Jun 23, 2022 Editorial
Kaieteur News – Guyanese have been hearing about Food Security almost from the first day that they were able to understand a word of English. It is this same Food Security that came in for much talking up during the recent Investor Agri Expo in Guyana that was attended by regional heads of government. Every leader present had his or her say, felt good about themselves, made a good impression, and then the curtain came down.
Now we wonder what will follow next relative to delivery on commitments made, and fulfillment of promises and the big visions articulated. Everybody has to eat to exist, but the reality is that too many in this country and the wider region do not live with, or enjoy, this thing bandied about by politicians called Food Security. The reality is that in societies that have a history of, and were built on, agricultural activities too many have to do without food on a daily basis; they live in a state of food insecurity. It could be in the quantity of food that they and their families have before them to partake of, or the quality of what is there, and which represents all that they can manage.

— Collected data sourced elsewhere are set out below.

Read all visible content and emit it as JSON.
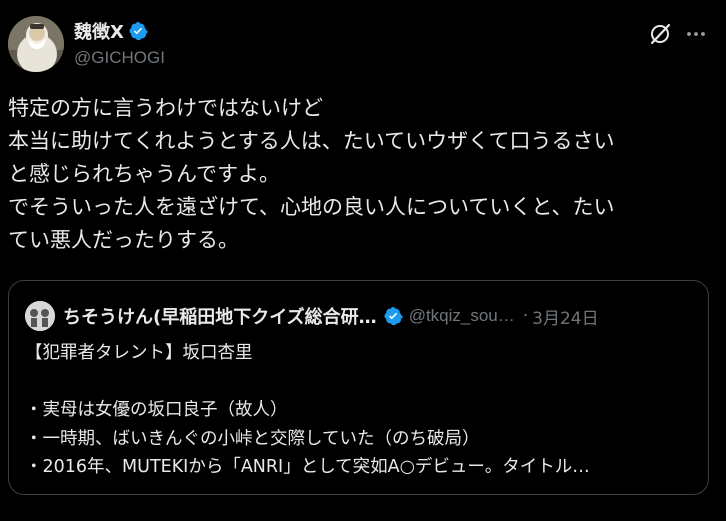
{
  "author": {
    "display_name": "魏徴X",
    "handle": "@GICHOGI",
    "verified_color": "#1d9bf0"
  },
  "actions": {
    "grok_icon": "grok-icon",
    "more_icon": "more-horizontal-icon"
  },
  "tweet": {
    "lines": [
      "特定の方に言うわけではないけど",
      "本当に助けてくれようとする人は、たいていウザくて口うるさい",
      "と感じられちゃうんですよ。",
      "でそういった人を遠ざけて、心地の良い人についていくと、たい",
      "てい悪人だったりする。"
    ]
  },
  "quote": {
    "display_name": "ちそうけん(早稲田地下クイズ総合研…",
    "handle": "@tkqiz_sou…",
    "separator": "·",
    "date": "3月24日",
    "lines": [
      "【犯罪者タレント】坂口杏里",
      "",
      "・実母は女優の坂口良子（故人）",
      "・一時期、ばいきんぐの小峠と交際していた（のち破局）",
      "・2016年、MUTEKIから「ANRI」として突如A○デビュー。タイトル…"
    ]
  },
  "colors": {
    "background": "#000000",
    "text": "#e7e9ea",
    "muted": "#71767b",
    "border": "#3a3e42",
    "accent": "#1d9bf0"
  }
}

This is worrying, particularly in the instance of Guyana, which has so much rich agricultural lands. It is mystifying that this country has a $6 billion food import bill, and that staples such as ground provisions, fruits and vegetables, and greens can be so expensive, as to be out of the reach of those on the lower end of the economic ladder. As a nation, we have been talking boldly about Food Security in some from or the other since the days of Burnham, and we are still in the same shaky boat, with lack of cooperation, foreign tastes, and fighting at the regional level over who is monopolising certain areas and the need to level the food playing field.
One of the more recent developments concerned some give on tariffs between Guyana and Trinidad. Openness, access, and mutual movement have all been applauded, so there is waiting to see how far this goes, and how much it means for both societies. Trinidad’s Prime Minister spoke of his readiness to lead with transportation to assist in eliminating barriers and bottlenecks that interfere with improved Food Security results. We may, after all this talking and all this time, see some limited progress to make affordable food supplies accessible by more regional citizens.
The fact that citizens on the bottom end of the scale have to skip a meal, or partake of a lesser quality of food (due to finances), is both an insult and an embarrassment. In the case of Guyana, with all of its land and its plentiful newfound oil riches, the embarrassment is more pronounced. We can make loud and pretty speeches about the fastest growing, and largest, GDP numbers in the world, but if our poor people can’t get enough to eat on a daily basis, then we are not making fools of them, but of ourselves.
National leaders must stop playing politics, and going about their visions and missions in a piecemeal, haphazard manner. There has to be a broad strategic thrust that is comprehensive and inclusive, if we are going to make good on this promise of Food Security. Instead of a hop, skip, and a jump approach, Guyana’s leaders should challenge experts in the agriculture field to come up with a fully fleshed out programme that has substance and which accelerates plans and moves to achieve this elusive national and regional Food Security that currently has its moment under the sun.
Instead of politicking, grandstanding, and showboating, our leaders must come up with what has as its core features, a solid structure, a scheme of incentives, easy land allocation, people who know what they are doing, emergency backup, and a ready outlet for the outcome of the efforts of our farmers. With all the rich talk of infrastructure and GDP and being the next Dubai, we must come down to earth and take stock. No citizen should be hungry in this society. No child should want for food. And no family should be without basics.